Within that lineup, Los Angeles is being outscored by 26.1 points per 100 possessions, a 32.1-point swing. As if that's not enough, that five-man unit finds itself being out-manned on the defensive glass to the tune 11.8 fewer boards, a difference of over 22 total rebounds.

That's insane. There's simply no other word for it.

Do the Lakers need Howard to stop pointing fingers at everyone? Do they need him to keep his emotions in check and avoid senseless fouls that culminate in his removal? Most definitely.

But they also need to start putting his unflattering, albeit painfully true, convictions into action:

"Our pick-and-roll defense wasn't great tonight," said Dwight Howard, who had to watch most of the second half from the locker room after being ejected for a flagrant-2 foul on Kenneth Faried in the third quarter. "The help wasn't there. The 'help the helper' wasn’t there.

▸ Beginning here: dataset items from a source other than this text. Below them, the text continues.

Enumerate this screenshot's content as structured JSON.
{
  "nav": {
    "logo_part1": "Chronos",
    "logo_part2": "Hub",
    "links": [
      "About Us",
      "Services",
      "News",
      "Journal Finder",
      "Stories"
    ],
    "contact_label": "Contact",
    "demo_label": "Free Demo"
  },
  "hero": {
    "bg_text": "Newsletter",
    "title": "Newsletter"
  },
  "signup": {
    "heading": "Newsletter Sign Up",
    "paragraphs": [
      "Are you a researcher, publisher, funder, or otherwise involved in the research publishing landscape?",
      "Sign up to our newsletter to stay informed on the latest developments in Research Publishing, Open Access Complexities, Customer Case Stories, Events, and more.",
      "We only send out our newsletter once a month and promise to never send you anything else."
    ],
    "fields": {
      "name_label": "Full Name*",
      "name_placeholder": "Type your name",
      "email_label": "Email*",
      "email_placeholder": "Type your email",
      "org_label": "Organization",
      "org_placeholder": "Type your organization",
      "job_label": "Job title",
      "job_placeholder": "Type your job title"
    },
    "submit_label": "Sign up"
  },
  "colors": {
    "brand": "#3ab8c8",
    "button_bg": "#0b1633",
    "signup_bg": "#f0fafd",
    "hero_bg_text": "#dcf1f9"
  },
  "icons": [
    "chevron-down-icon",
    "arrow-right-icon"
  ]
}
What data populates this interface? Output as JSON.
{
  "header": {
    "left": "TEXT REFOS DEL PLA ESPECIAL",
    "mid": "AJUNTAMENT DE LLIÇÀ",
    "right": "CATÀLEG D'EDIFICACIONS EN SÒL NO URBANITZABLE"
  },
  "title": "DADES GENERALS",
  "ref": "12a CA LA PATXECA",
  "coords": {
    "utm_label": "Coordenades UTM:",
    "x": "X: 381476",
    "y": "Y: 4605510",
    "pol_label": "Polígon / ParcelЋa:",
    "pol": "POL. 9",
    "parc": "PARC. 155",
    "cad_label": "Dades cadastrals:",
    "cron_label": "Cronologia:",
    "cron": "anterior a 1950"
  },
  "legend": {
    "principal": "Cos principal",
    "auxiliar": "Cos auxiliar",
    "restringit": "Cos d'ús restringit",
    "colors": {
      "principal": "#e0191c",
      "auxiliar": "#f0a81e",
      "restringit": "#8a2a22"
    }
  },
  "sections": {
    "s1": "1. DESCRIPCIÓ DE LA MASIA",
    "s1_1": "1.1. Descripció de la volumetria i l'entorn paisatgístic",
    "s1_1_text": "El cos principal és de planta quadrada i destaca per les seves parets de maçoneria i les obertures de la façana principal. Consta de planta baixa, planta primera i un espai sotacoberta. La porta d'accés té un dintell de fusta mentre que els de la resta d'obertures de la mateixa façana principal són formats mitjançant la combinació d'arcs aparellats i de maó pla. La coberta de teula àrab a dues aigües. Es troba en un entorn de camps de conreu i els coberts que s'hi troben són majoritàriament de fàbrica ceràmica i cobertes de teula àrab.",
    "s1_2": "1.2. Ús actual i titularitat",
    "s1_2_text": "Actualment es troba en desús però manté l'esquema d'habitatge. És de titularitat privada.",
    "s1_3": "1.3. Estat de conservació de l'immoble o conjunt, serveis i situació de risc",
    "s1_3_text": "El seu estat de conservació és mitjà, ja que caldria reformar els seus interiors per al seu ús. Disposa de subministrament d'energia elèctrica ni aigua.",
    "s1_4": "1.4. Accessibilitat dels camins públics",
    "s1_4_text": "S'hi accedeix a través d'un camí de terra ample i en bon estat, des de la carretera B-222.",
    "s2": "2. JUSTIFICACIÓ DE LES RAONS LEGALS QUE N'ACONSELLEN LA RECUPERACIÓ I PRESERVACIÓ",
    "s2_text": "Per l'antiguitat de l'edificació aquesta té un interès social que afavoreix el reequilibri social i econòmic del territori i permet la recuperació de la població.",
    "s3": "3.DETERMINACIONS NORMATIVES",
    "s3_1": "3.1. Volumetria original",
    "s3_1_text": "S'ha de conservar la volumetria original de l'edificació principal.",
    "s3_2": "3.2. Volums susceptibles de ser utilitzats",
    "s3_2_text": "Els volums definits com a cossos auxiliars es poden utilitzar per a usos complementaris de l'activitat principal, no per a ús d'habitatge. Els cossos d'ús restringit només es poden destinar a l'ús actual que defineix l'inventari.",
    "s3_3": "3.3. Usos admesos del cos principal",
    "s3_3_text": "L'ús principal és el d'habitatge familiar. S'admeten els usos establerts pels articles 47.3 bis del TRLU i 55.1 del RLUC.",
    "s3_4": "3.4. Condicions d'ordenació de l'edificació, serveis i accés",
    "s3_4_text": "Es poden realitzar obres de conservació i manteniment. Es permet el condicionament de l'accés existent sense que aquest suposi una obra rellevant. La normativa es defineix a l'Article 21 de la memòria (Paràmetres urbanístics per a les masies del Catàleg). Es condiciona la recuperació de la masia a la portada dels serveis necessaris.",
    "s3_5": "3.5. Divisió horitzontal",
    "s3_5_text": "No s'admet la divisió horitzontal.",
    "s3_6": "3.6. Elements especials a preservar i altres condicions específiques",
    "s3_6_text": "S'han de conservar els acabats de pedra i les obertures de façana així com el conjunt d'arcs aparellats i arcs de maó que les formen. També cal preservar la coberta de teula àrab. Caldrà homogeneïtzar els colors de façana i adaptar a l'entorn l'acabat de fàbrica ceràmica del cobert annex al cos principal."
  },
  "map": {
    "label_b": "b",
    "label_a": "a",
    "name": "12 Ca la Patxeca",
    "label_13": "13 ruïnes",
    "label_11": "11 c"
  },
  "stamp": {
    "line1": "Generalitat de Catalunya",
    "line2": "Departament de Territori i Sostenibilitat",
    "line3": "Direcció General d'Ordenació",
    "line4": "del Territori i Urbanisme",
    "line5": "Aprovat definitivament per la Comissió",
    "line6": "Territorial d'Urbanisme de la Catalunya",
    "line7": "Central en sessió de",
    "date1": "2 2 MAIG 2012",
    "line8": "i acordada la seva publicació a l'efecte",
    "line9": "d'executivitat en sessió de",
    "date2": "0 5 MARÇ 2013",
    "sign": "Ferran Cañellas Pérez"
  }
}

It just has to be better overall." 

This is a player who has won three Defensive Player of the Year awards and whose teams haven't allowed more points with him on the floor since the 2007-08 campaign.

Simply put, he knows what he's talking about—he knows what he's doing. And the Lakers are a better team overall when he's out on the floor, especially next to Nash.

Los Angeles' play has picked up a great deal over the last few games, but the team isn't going to reach its ceiling, isn't going to restore faith in its defense unless Howard becomes the focal point.

If that dictates D'Antoni defer to his insight in practice, then so be it. If that involves Kobe, Nash and even Metta obliging to his every on-court demand, then so be it as well.

Howard was brought into Los Angeles to reverse the team's defensive narrative. His offensive potential was an added bonus, but the Lakers were in dire need of a defensive identity more than anything.

"We still got it," Bryant said when asked if the Lakers still lacked defensive purpose after their loss to the Denver Nuggets. "Tonight was just a tough one."

That may be true. Los Angeles' string of defensive woes could be but a blemish on an otherwise spotless suit of armor. The Lakers may still possess a defensive identity.

Or Kobe could be wrong. This team could be headed down the path of permanent defensive ineptitude. We don't really know.

What we do know is that the Lakers' chances of transposing their current defensive precedent, temporary or not, become much greater if they allow Howard to be the defensive cure-all he was brought in to be.


*All stats in this article are accurate as of December 26, 2012.